Between the shadows of the vine-branches

Floated the glowing sun-light as she moved.

Upon the whole, I should confidently cite the treatment of Venus in the poems as being among the most satisfactory indications of the state of heroic Greece, and one of the most honourable tokens of the disposition of her Poet.

Vulcan.

The Vulcan of Homer.

Besides Juno and Bacchus, Hephæstus or Vulcan is the only Homeric deity who bears upon him this unequivocal, or at least significant, mark of novelty, that we are supplied with a distinct tradition of his childhood[491]. In his youth he was rickety and lame. His mother Juno wished to conceal him, and she let him fall into the sea. Here Thetis and Eurynome received him, and reared him in a submarine cave, not, however, under the Mediterranean, but the Ocean; and in that cave for nine years the boy-smith employed himself in making ornaments for women.

He is thus associated by his traditions with the two opposing elements of water and fire; with water by the history of his childhood, and with fire as the grand instrument and condition of his art. The latter was by much the stronger association, for it was continually fed by the history and progress of the art itself; so that he became the impersonation of that element itself, and in the phrase φλὸξ Ἡφαίστοιο it is his name which gives the distinctive force; for φλὸξ in Homer seems to mean the flame or light of fire[492], and is not used to signify fire proper, except with some other word in conjunction to it or near it. But the explanation of the seeming contrariety is probably to be found in the hypothesis, that his worship was of Phœnician introduction; as the Phœnicians seem to have made the Greeks acquainted with the use of fire in working metals. If they made the deity known to the Greeks, this will account for his association with the idea of fire: and as accounts and traditions, which they had supplied, were evidently the source of all the more remote maritime delineations of Homer, (since they alone frequented Ocean and the distant seas,) this is the natural and easy explanation for the tradition of his childish arts in the oceanic cave. That he is thus, like the Phœnicians, for Homer, the meeting point of fire and water, appears clearly to stamp him as Phœnician or oriental in his origin, relatively to Greece.

Accordingly, true to the association between Phœnician and Hellenic elements, he is one of the five Hellenizing deities in the Trojan war; in which, as the element of fire, he opposes and subdues the river Xanthus. He was not, however, unknown to the Trojans; for Dares, his priest, had two sons in their army.

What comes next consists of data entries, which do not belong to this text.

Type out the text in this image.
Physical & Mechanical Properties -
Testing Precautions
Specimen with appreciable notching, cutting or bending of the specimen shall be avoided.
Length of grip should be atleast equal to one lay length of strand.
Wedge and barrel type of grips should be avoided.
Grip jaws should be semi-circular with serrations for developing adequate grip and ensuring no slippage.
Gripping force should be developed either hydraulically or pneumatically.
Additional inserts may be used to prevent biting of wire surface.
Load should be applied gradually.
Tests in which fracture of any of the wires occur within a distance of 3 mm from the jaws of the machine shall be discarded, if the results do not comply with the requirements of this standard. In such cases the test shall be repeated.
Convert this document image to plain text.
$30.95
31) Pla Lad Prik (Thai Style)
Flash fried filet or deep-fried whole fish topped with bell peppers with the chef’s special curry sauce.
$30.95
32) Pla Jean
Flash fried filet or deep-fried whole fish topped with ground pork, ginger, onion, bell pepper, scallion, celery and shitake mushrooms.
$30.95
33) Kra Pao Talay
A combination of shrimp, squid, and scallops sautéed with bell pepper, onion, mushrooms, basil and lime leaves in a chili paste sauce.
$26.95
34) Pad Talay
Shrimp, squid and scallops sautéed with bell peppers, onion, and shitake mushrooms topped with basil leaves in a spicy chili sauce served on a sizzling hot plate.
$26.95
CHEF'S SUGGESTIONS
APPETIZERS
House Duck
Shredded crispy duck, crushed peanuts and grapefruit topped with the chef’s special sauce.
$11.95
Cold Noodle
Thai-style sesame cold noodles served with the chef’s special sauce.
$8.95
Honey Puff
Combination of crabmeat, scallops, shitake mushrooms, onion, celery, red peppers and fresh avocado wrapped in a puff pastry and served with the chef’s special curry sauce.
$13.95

His introduction to Troas may have been due to his conjugal connection with Venus; or it may have been due to the neighbourhood of Lemnos, the island on which, when hurled from Olympus by Jupiter, he fell, and which thenceforward formed his favourite earthly habitation. With Lemnos and other isles Troy was in communication, at least from the time of Laomedon, for that prince threatened to seize Apollo and to sell him, νήσων ἔπι τηλεδαπάων[493]. A regular commerce was established between Lemnos and the camp during the Trojan war[494].

Among the deities of Vulcan’s generation we find but one married couple, and they are a strangely assorted pair, Vulcan himself and Venus. Neither character nor occupation will account for this singular union: on the contrary, there is no case in which the extremes of repugnance must so decidedly be supposed. It is questionable whether the hypothesis, that Venus represents the beauty which gives perfection to works of art, is in entire keeping with the tone of the Homeric system. Indeed Venus with Homer represents absolutely nothing, except sensual passion in a fine exterior form which can hardly be severed from it. One explanation, and one only, may suggest itself as more natural. It is this: that the worship of Vulcan and that of Venus came in, not distinctly connected with those of any other deity, at about the same time, and from the same quarter. We have already seen upon Venus those marks of comparative modernism, and of an eastern extraction, which we now find in Vulcan; and here probably is to be found, either wholly or in part, the actuating suggestion of their ill-starred wedlock.

Though we find the works of Vulcan scattered promiscuously abroad, there is no notice of his worship, or of any site or endowment belonging to him in the Greece of Homer. He was available to the Poet for embellishment, but he probably had not become for the Greek nation a regular object of adoration.